Thursday, March 12, 2009

looking for data biasing in 2008 blue sky data

Last year, a report by consultant Steven Q. Andrews highlighted apparent data biasing in Beijing's API data, particularly in the years 2006-2007. My take on his report (from last October) is here.

One of Mr. Andrews' core findings is that there were statistical anomalies in the frequency of Beijing's reported pollutant concentrations around the "Blue Sky Day" cut-off point. Specifically, there were too many reported values just below the cut-off, and too few just above, suggesting data manipulation to meet targets for number of Blue Sky Days. For reference, here is the excellent Figure 2 from Mr. Andrews' report:

Mr. Andrews' graph shows frequency of reported values vs. PM10 concentration, for which the Blue Sky Day cut-off value is 150 ug/m3.

With 2008 behind us, I decided to take a look back to see if a similar phenomenon existed last year. After querying Beijing's API data from MEP's datacenter, I parsed the data for each year into frequency by units of 5. In other words, I counted the number of days with API from 0 to 5, 6 to 10, 11 to 15, etc., all the way to 500. Rather than use PM10 concentration, I looked directly at API, for which the Blue Sky Day cut-off is 100. The results for 2006, 2007, and 2008 are graphed here:

Notes and Conclusions:

1) As expected, the 2006-2007 data biasing identified by Mr. Andrews is clearly visible here. In 2006, there were 50 days with API from 96-100, but only 2 days with API from 101-105. In 2007, there were 56 days with API from 96-100, and only 5 days with API from 101-105.
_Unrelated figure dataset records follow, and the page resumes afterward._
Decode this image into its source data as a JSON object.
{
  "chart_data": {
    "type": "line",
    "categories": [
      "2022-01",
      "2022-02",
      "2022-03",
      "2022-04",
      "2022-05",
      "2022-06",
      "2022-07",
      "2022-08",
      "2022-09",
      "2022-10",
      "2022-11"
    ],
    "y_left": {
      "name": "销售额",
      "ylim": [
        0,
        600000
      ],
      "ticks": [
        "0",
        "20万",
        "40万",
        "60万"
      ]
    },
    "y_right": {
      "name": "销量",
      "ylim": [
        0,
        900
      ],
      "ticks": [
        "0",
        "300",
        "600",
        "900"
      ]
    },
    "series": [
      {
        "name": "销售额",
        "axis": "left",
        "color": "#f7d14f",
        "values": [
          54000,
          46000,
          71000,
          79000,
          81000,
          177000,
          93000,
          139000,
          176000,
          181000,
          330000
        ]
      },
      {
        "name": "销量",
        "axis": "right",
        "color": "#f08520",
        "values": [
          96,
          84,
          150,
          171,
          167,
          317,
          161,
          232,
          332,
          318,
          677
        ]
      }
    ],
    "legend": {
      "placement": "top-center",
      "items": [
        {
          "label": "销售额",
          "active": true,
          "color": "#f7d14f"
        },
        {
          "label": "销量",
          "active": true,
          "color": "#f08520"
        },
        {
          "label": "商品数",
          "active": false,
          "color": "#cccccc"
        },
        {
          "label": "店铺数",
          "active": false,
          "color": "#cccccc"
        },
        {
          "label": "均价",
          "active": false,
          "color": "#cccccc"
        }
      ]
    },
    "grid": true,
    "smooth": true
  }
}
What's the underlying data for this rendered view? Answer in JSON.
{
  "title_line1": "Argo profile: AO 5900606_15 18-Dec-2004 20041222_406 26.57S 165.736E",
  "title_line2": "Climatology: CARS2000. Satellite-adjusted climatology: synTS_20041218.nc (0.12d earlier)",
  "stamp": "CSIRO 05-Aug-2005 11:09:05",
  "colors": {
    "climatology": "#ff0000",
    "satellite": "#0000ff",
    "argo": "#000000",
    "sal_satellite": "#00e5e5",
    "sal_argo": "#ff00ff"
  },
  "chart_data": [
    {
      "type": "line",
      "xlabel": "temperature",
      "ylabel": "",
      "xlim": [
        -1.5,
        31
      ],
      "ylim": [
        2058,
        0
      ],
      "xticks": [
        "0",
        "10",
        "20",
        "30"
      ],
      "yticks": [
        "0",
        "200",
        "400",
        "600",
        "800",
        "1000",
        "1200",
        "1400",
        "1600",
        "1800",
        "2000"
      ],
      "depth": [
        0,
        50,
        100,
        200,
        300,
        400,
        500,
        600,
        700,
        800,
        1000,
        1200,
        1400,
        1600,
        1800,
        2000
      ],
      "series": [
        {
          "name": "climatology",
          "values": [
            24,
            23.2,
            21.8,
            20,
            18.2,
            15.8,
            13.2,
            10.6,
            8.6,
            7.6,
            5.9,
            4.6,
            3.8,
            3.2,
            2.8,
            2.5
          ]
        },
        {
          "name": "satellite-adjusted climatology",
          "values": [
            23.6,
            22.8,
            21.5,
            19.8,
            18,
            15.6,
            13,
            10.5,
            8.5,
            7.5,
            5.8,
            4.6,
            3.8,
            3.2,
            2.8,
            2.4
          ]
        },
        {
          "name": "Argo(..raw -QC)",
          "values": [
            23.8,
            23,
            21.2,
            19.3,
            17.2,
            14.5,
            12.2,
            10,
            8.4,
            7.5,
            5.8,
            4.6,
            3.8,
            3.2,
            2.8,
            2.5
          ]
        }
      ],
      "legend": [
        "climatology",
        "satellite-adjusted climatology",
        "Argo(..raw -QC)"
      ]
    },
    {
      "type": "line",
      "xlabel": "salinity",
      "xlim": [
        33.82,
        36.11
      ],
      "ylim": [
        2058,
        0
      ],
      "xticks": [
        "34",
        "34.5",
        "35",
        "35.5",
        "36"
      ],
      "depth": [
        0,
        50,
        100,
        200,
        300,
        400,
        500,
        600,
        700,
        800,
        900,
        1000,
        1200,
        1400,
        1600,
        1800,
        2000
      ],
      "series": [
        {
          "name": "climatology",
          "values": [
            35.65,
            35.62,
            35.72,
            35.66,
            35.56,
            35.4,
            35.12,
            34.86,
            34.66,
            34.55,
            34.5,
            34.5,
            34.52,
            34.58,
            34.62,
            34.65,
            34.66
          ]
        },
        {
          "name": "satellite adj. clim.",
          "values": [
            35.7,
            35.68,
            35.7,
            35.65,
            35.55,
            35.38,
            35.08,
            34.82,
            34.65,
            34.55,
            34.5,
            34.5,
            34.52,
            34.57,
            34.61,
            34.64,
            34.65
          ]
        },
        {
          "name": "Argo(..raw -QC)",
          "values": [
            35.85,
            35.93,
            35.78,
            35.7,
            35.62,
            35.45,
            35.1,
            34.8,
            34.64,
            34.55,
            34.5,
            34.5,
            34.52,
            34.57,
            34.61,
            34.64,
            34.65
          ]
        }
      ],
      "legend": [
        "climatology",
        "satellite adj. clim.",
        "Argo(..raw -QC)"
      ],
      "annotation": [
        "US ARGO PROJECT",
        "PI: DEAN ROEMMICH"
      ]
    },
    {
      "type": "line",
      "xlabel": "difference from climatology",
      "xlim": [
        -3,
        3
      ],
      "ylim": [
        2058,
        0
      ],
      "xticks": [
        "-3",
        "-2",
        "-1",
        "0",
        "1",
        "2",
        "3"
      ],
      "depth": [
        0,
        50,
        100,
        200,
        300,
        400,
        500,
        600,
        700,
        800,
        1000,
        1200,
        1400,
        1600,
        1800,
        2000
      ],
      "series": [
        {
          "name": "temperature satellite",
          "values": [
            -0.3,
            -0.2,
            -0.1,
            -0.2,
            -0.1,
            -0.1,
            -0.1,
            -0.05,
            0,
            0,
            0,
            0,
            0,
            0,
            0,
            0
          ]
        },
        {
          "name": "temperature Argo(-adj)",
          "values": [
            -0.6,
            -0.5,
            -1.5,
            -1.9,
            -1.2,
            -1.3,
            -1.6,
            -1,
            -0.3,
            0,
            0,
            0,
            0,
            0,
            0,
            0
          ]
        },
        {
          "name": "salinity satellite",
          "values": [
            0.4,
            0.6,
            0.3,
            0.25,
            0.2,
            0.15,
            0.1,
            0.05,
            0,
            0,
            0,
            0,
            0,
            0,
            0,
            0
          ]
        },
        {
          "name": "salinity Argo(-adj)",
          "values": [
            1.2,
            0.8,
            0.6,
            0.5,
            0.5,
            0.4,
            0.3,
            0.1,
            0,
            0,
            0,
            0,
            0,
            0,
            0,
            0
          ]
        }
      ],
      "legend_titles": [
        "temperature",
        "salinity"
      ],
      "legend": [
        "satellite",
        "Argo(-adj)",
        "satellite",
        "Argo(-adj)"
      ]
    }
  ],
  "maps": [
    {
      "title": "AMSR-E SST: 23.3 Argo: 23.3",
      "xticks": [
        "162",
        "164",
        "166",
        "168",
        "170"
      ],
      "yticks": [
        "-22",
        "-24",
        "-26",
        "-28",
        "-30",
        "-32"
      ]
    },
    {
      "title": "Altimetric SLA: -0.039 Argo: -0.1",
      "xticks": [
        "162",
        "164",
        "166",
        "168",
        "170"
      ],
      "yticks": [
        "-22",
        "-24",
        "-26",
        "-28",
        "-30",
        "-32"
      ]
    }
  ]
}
2) As for 2008, to be honest, I'm not sure how to interpret the data. Although there is clearly no dramatic spike in frequency of reported API values just below 100 (a good sign), there are only 3 days with API from 101-105. I do not know enough about statistics to know whether or not this is significant. (For reference, there were 16 days in the range 96-100, 9 days in the range 106-110, and 12 days 111-115). Anyone have any insights?

ebalkan said...


Afraid I'm ill-prepared to comment without having the data in front of me to look at the distribution and run some statistical tests. If you want to send me the data xls I can try to run it, using Stata.

Can you tell me what does API measure?


needigest said...

Nevermind (re: API). Wiki informed me of this measurement unit with Chinese characteristics (

Anonymous said...

I'd guess they are taking the days from just above 100 and spreading them more evenly below 100. A natural strategy given the uncovering of the previous strategy by Mr. Andrews.